I tried to adjust --min-read-support
to see if that allowed any variants to pass, but it the did not change the results. My suspicion is that the field SvAnna tries to parse is missing from the PAV vcfs (perhaps DP or AD?). I did set the read support to zero to try to force it, but it did not produce a result. Thank you for your time and thoughts on this!
Hi @jessmewald thanks a lot for the update.
I think you're right about the DP
and AD
fields and this is actually a bug on SvAnna's side, where a variants without coverage information don't make it into the HTML report. This happens even if you tweak --min-read-support
option.
I think I have a fix and I pushed the code to report-unfiltered-variants-in-html
branch of the repo. Do you think you can test if it fixes the issue?

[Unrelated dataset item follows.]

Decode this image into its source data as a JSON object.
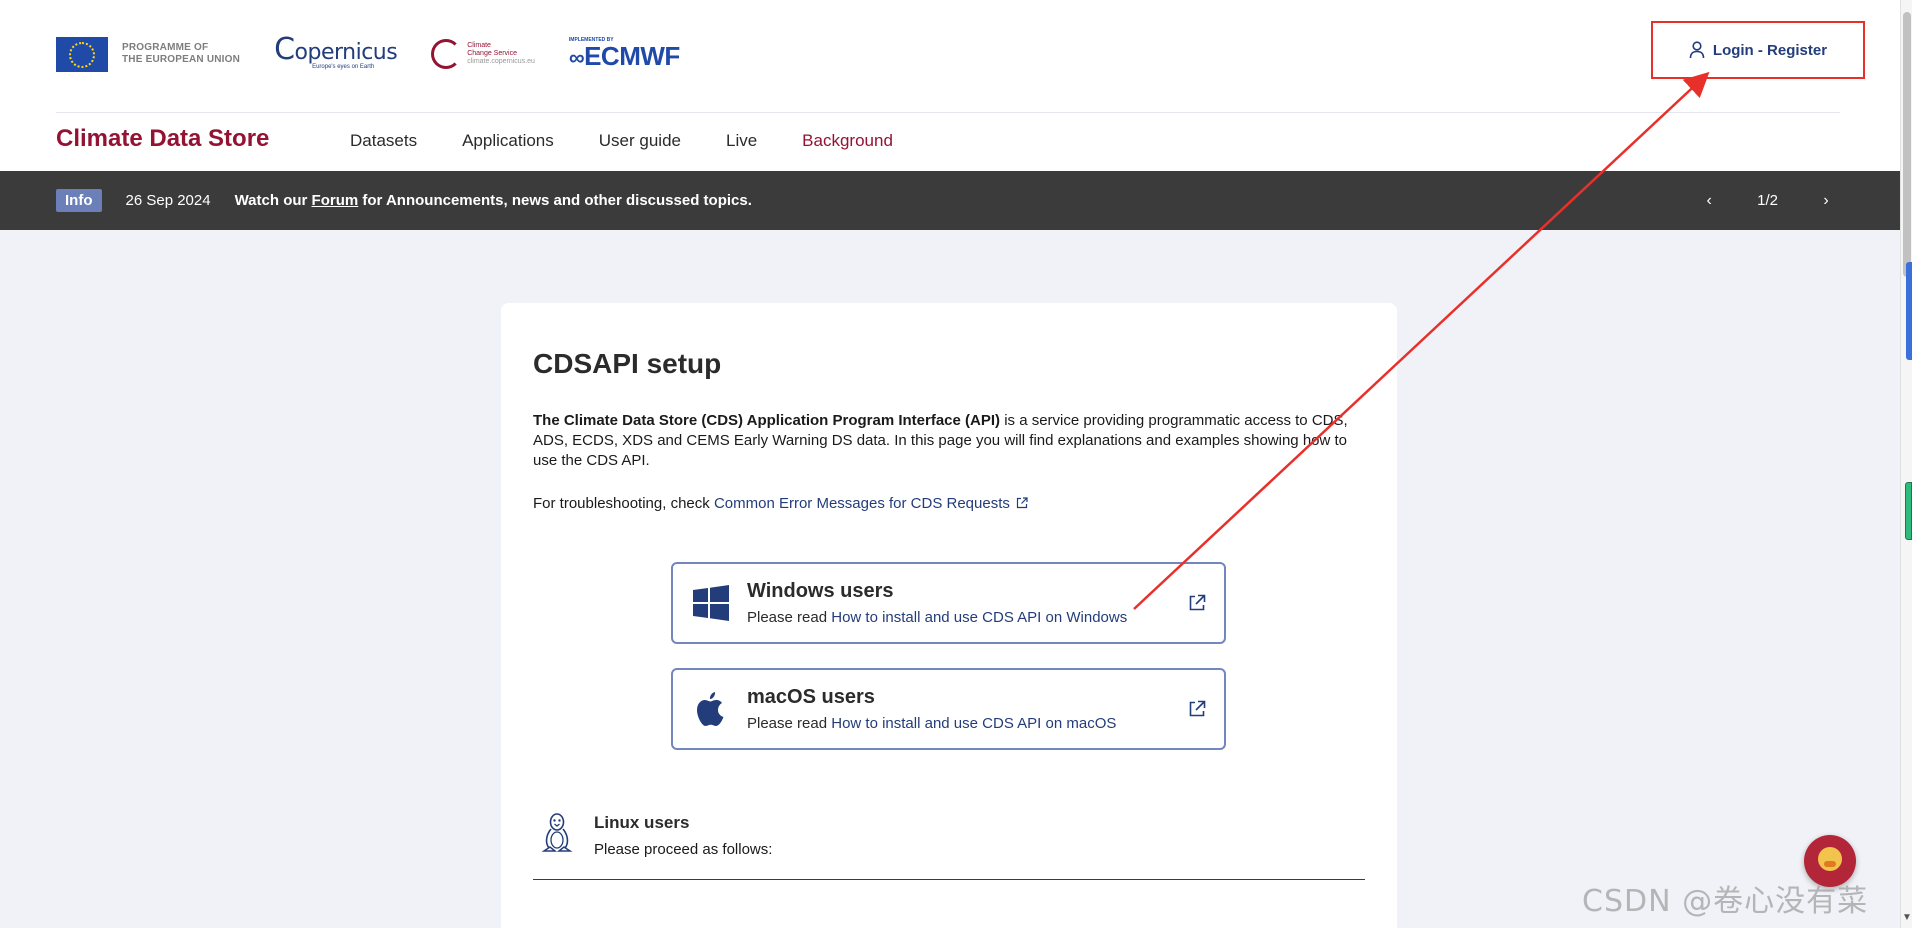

You would need to build SvAnna from sources, as described in the docs here with a little difference. You would need to switch the branch before building (see the extra line below).
So, something like this should work:
git clone https://github.com/TheJacksonLaboratory/SvAnna
cd SvAnna
git checkout report-unfiltered-variants-in-html && git pull # <-- the extra line
./mvnw package
After the build, you should get a distribution ZIP in the svanna-cli/target
folder which you can use to see if the problem persists. I expect that the patched code will place more most of the Low alt allele count
variants into Pass
.
Regarding the other issues - by default, issues with weird variants or genes are logged and the variants are ignored, in order to finish the analysis. It's hard to know how serious these issues are without additional context. Please let me know if you suspect something odd is going on.
Thanks Daniel! We are now able to annotate and prioritize the PAV VCFs with SvAnna using the updated code in the report-unfiltered-variants-in-html
branch.
Hi there, thanks for developing such an easy to use tool. We would like to run SvAnna with VCF outputs from PAV. It seems that SvAnna is truncating the vcfs in a way that is not obvious. We are running SvAnna 1.0.3 with PAV 2.2.4 (also developed at JAX).
We've tried a variety of PAV VCFs, and the SvAnna error is consistent among them. We get the following error:
For every VCF generated with PAV, SvAnna will stop reading the file at a line that it reports to not have enough columns. In all cases, the line it fails to read does contain the same number of columns, in the same format, as every other line.
Any help you can offer to trouble shoot this error would be greatly appreciated! Thanks for your time.